Ceci est bien utile dans plusieurs contextes. On ne pourrait pas survivre si on avait à réfléchir en profondeur à chacun de nos gestes. Je ne réfléchis pas à chaque fois que je m’apprête à me brosser les dents, prendre ma douche, arrêter à un feu rouge ou arriver au travail à l’heure. Pour ces raisons, je remercie le circuit neurologique que l’évolution a pris plusieurs millions d’années à concevoir pour moi.
Choisir: un luxe moderne
L’évolution n’a pas prévu le luxe que nous ont offert les derniers siècles, et plus précisément celui dans lequel nous vivons aujourd’hui. Nous avons dorénavant l’opportunité de dédier du temps à autre chose que notre survie et notre reproduction. Quoi que certaines télé-réalités pourraient laisser penser le contraire!
Personnellement, lorsque je m’arrête pour me demander si une tâche, activité ou projet mérite mon temps, j’aime faire l’exercice suivant. J’imagine avoir à expliquer à mes enfants et à mes grands-parents pourquoi je m’apprête à dédier mon temps d’une certaine façon.
Pourquoi mes enfants d’âge pré-scolaire? Parce qu’il n’ont pas encore autant d’habitudes et d’idées pré-conçues que nous. Leur intuition et leurs émotions prédominent dans leur prise de décisions, choses que nous perdons avec l’âge. Si la vie est une descente en ski alpin, ils sont sur une piste sans traces, avec plusieurs mètres de neige poudreuse qui les invitent à aller où bon leur semble, ne se fiant qu’à leur cœur et leurs « trippes ».
Et pourquoi mes grands-parents? Certes, ils ont des pistes bien tracées. Mais ils ont dévalé une si bonne partie du chemin qu’ils ont la sagesse et le recul pouvant nous aider à réaliser si on fait carrément fausse route.

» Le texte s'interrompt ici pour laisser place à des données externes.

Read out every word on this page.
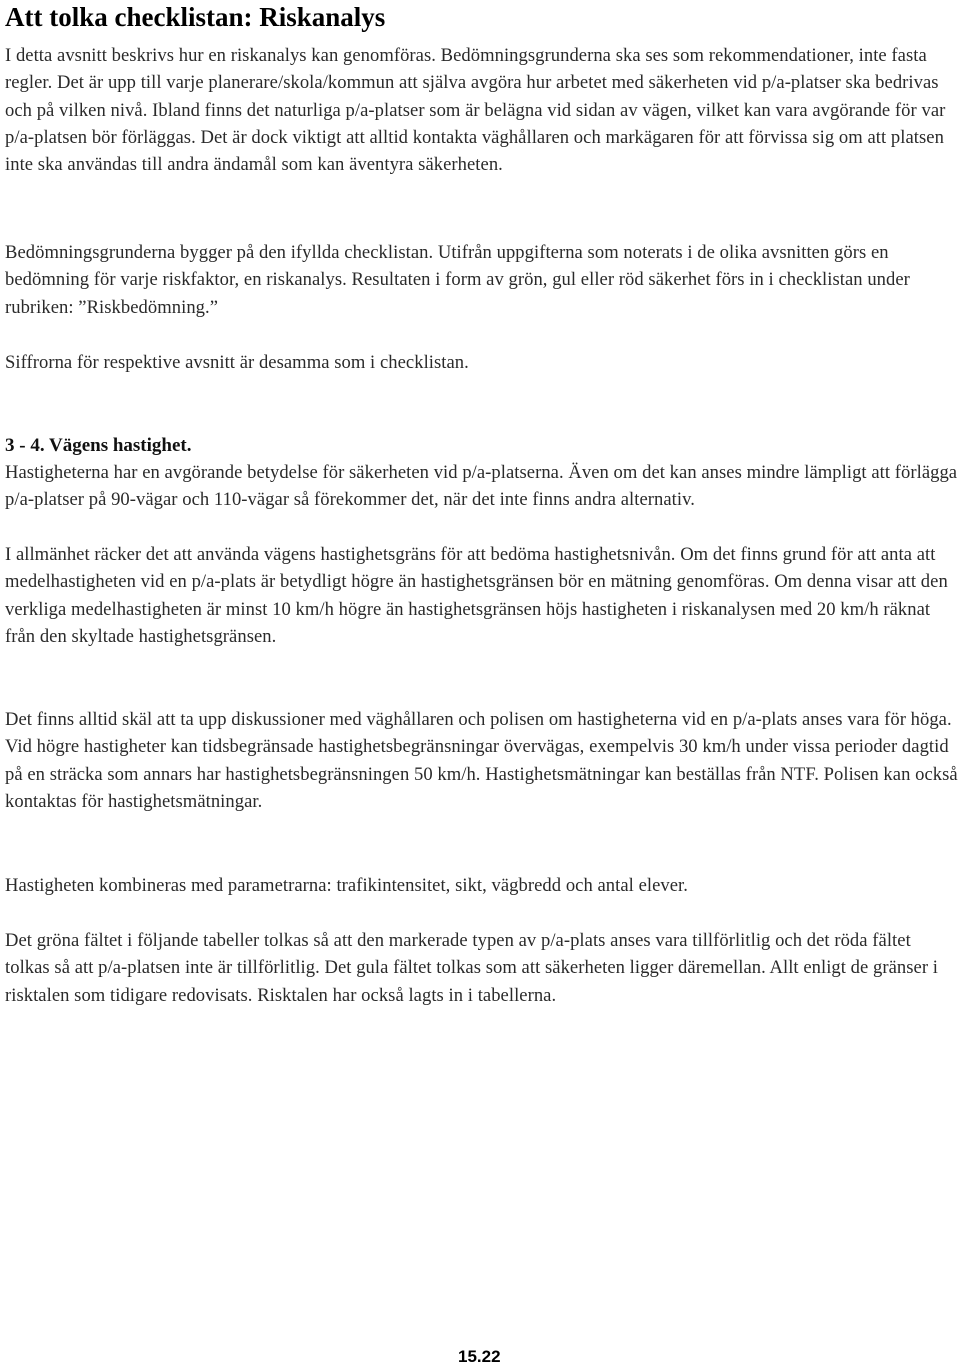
Att tolka checklistan: Riskanalys

I detta avsnitt beskrivs hur en riskanalys kan genomföras. Bedömningsgrunderna ska ses som rekommendationer, inte fasta regler. Det är upp till varje planerare/skola/kommun att själva avgöra hur arbetet med säkerheten vid p/a-platser ska bedrivas och på vilken nivå. Ibland finns det naturliga p/a-platser som är belägna vid sidan av vägen, vilket kan vara avgörande för var p/a-platsen bör förläggas. Det är dock viktigt att alltid kontakta väghållaren och markägaren för att förvissa sig om att platsen inte ska användas till andra ändamål som kan äventyra säkerheten.

Bedömningsgrunderna bygger på den ifyllda checklistan. Utifrån uppgifterna som noterats i de olika avsnitten görs en bedömning för varje riskfaktor, en riskanalys. Resultaten i form av grön, gul eller röd säkerhet förs in i checklistan under rubriken: ”Riskbedömning.”

Siffrorna för respektive avsnitt är desamma som i checklistan.

3 - 4. Vägens hastighet.

Hastigheterna har en avgörande betydelse för säkerheten vid p/a-platserna. Även om det kan anses mindre lämpligt att förlägga p/a-platser på 90-vägar och 110-vägar så förekommer det, när det inte finns andra alternativ.

I allmänhet räcker det att använda vägens hastighetsgräns för att bedöma hastighetsnivån. Om det finns grund för att anta att medelhastigheten vid en p/a-plats är betydligt högre än hastighetsgränsen bör en mätning genomföras. Om denna visar att den verkliga medelhastigheten är minst 10 km/h högre än hastighetsgränsen höjs hastigheten i riskanalysen med 20 km/h räknat från den skyltade hastighetsgränsen.

Det finns alltid skäl att ta upp diskussioner med väghållaren och polisen om hastigheterna vid en p/a-plats anses vara för höga. Vid högre hastigheter kan tidsbegränsade hastighetsbegränsningar övervägas, exempelvis 30 km/h under vissa perioder dagtid på en sträcka som annars har hastighetsbegränsningen 50 km/h. Hastighetsmätningar kan beställas från NTF. Polisen kan också kontaktas för hastighetsmätningar.

Hastigheten kombineras med parametrarna: trafikintensitet, sikt, vägbredd och antal elever.

Det gröna fältet i följande tabeller tolkas så att den markerade typen av p/a-plats anses vara tillförlitlig och det röda fältet tolkas så att p/a-platsen inte är tillförlitlig. Det gula fältet tolkas som att säkerheten ligger däremellan. Allt enligt de gränser i risktalen som tidigare redovisats. Risktalen har också lagts in i tabellerna.

15.22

Les gens qui nous sont très proches, tels nos conjoints ou amis, sont souvent au même stade de la vie, et donc sujets à suivre les mêmes traces que nous. Ils pourront nous secourir si on se perd dans le sous-bois. Mais comme ils sont au même stade de la montagne, leurs bons conseils, bien que réconfortant, ont leurs limites. Quant à eux, nos parents auront le réflexe de nous soutenir dans nos idées et projets de tous genres et n’auront peut-être pas le regard critique parfois nécessaire à prendre les bonnes décisions.
L’imagination suffit
Il n’est pas nécessaire, et bien souvent impossible, d’avoir une discussion élaborée avec nos jeunes enfants et nos aînés. Mais le simple fait de s’imaginer avoir cette discussion est, à mon avis, suffisant pour atteindre l’objectif voulu. Ceci nous contraint à expliquer nos choix d’une autre façon, à un autre niveau, et en utilisant un vocabulaire différent.

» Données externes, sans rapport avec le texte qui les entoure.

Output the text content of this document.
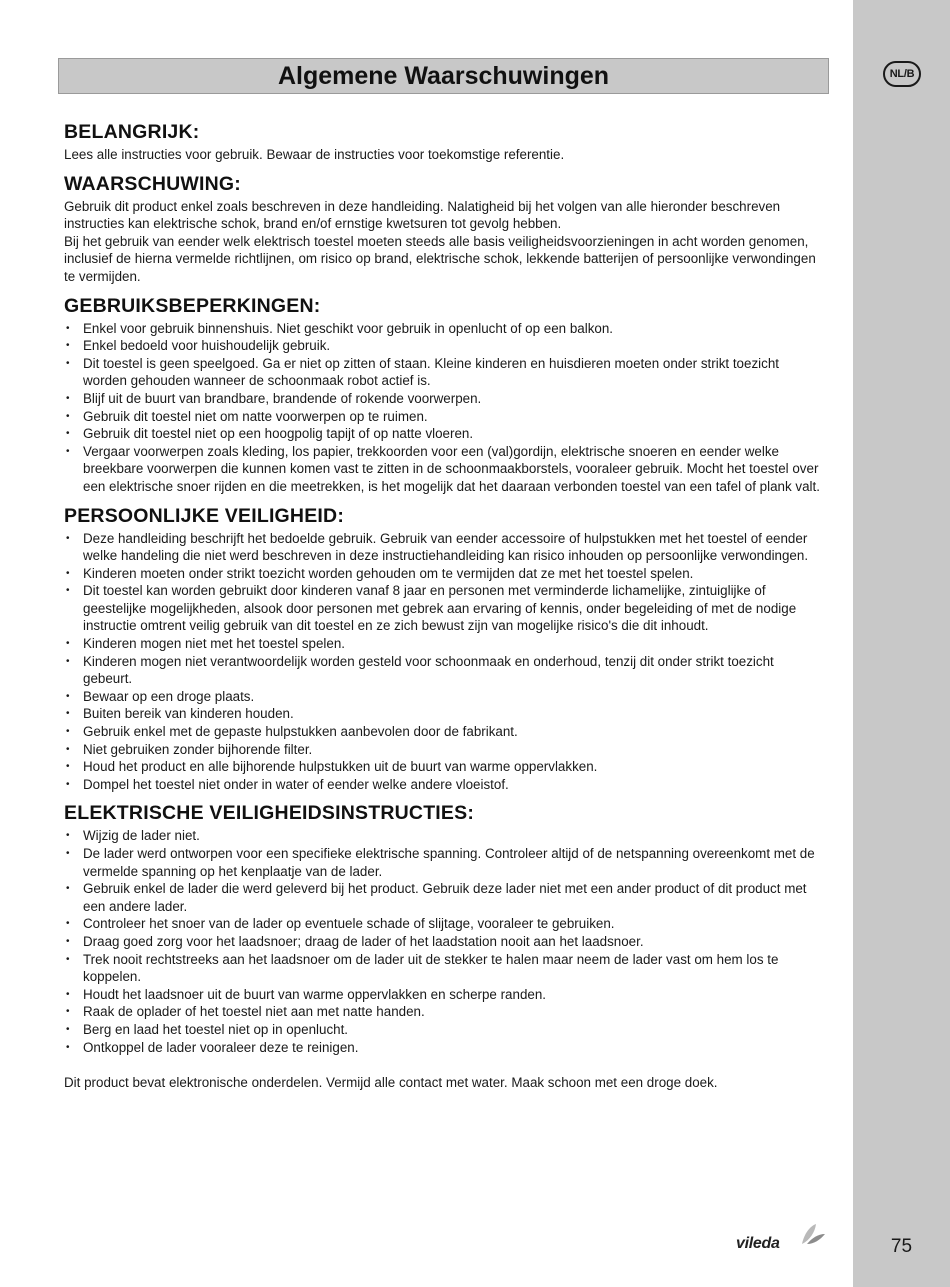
NL/B
Algemene Waarschuwingen
BELANGRIJK:

Lees alle instructies voor gebruik. Bewaar de instructies voor toekomstige referentie.

WAARSCHUWING:

Gebruik dit product enkel zoals beschreven in deze handleiding. Nalatigheid bij het volgen van alle hieronder beschreven instructies kan elektrische schok, brand en/of ernstige kwetsuren tot gevolg hebben.

Bij het gebruik van eender welk elektrisch toestel moeten steeds alle basis veiligheidsvoorzieningen in acht worden genomen, inclusief de hierna vermelde richtlijnen, om risico op brand, elektrische schok, lekkende batterijen of persoonlijke verwondingen te vermijden.

GEBRUIKSBEPERKINGEN:
• Enkel voor gebruik binnenshuis. Niet geschikt voor gebruik in openlucht of op een balkon.
• Enkel bedoeld voor huishoudelijk gebruik.
• Dit toestel is geen speelgoed. Ga er niet op zitten of staan. Kleine kinderen en huisdieren moeten onder strikt toezicht worden gehouden wanneer de schoonmaak robot actief is.
• Blijf uit de buurt van brandbare, brandende of rokende voorwerpen.
• Gebruik dit toestel niet om natte voorwerpen op te ruimen.
• Gebruik dit toestel niet op een hoogpolig tapijt of op natte vloeren.
• Vergaar voorwerpen zoals kleding, los papier, trekkoorden voor een (val)gordijn, elektrische snoeren en eender welke breekbare voorwerpen die kunnen komen vast te zitten in de schoonmaakborstels, vooraleer gebruik. Mocht het toestel over een elektrische snoer rijden en die meetrekken, is het mogelijk dat het daaraan verbonden toestel van een tafel of plank valt.
PERSOONLIJKE VEILIGHEID:
• Deze handleiding beschrijft het bedoelde gebruik. Gebruik van eender accessoire of hulpstukken met het toestel of eender welke handeling die niet werd beschreven in deze instructiehandleiding kan risico inhouden op persoonlijke verwondingen.
• Kinderen moeten onder strikt toezicht worden gehouden om te vermijden dat ze met het toestel spelen.
• Dit toestel kan worden gebruikt door kinderen vanaf 8 jaar en personen met verminderde lichamelijke, zintuiglijke of geestelijke mogelijkheden, alsook door personen met gebrek aan ervaring of kennis, onder begeleiding of met de nodige instructie omtrent veilig gebruik van dit toestel en ze zich bewust zijn van mogelijke risico's die dit inhoudt.
• Kinderen mogen niet met het toestel spelen.
• Kinderen mogen niet verantwoordelijk worden gesteld voor schoonmaak en onderhoud, tenzij dit onder strikt toezicht gebeurt.
• Bewaar op een droge plaats.
• Buiten bereik van kinderen houden.
• Gebruik enkel met de gepaste hulpstukken aanbevolen door de fabrikant.
• Niet gebruiken zonder bijhorende filter.
• Houd het product en alle bijhorende hulpstukken uit de buurt van warme oppervlakken.
• Dompel het toestel niet onder in water of eender welke andere vloeistof.
ELEKTRISCHE VEILIGHEIDSINSTRUCTIES:
• Wijzig de lader niet.
• De lader werd ontworpen voor een specifieke elektrische spanning. Controleer altijd of de netspanning overeenkomt met de vermelde spanning op het kenplaatje van de lader.
• Gebruik enkel de lader die werd geleverd bij het product. Gebruik deze lader niet met een ander product of dit product met een andere lader.
• Controleer het snoer van de lader op eventuele schade of slijtage, vooraleer te gebruiken.
• Draag goed zorg voor het laadsnoer; draag de lader of het laadstation nooit aan het laadsnoer.
• Trek nooit rechtstreeks aan het laadsnoer om de lader uit de stekker te halen maar neem de lader vast om hem los te koppelen.
• Houdt het laadsnoer uit de buurt van warme oppervlakken en scherpe randen.
• Raak de oplader of het toestel niet aan met natte handen.
• Berg en laad het toestel niet op in openlucht.
• Ontkoppel de lader vooraleer deze te reinigen.

Dit product bevat elektronische onderdelen. Vermijd alle contact met water. Maak schoon met een droge doek.

vileda	75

Au niveau professionnel, les choses diffèrent quelque peu. Un enfant, et dans mon cas un non-pharmacien, ne pourra pas juger de mes décisions de la même façon. Mais si je décide de consacrer 10 minutes à un client, je tente de réfléchir d’une façon similaire. Pourrais-je expliquer mon choix à un autre client qui attend 10 minutes de plus? À un médecin qui reste en attente 10 minutes pour me parler? Aurais-je dû procéder autrement pour ce client ou pour les autres points de ma chaîne de travail? À l’inverse, si je fais le choix d’aller plus vite avec un client, pourrais-je le justifier à un de ses proches ou à un autre professionnel qui voit les besoins et les caractéristiques d’un patient d’un autre point de vue?
Je ne rentrerais pas dans les exemples concrets car tel n’est pas le but de cet article. Toutefois, je suis convaincu que chacun, à notre façon, dans chacune des sphères de nos vies, avons beaucoup à gagner à imaginer ces petits dialogues – ou cette descente en ski, si vous préférez!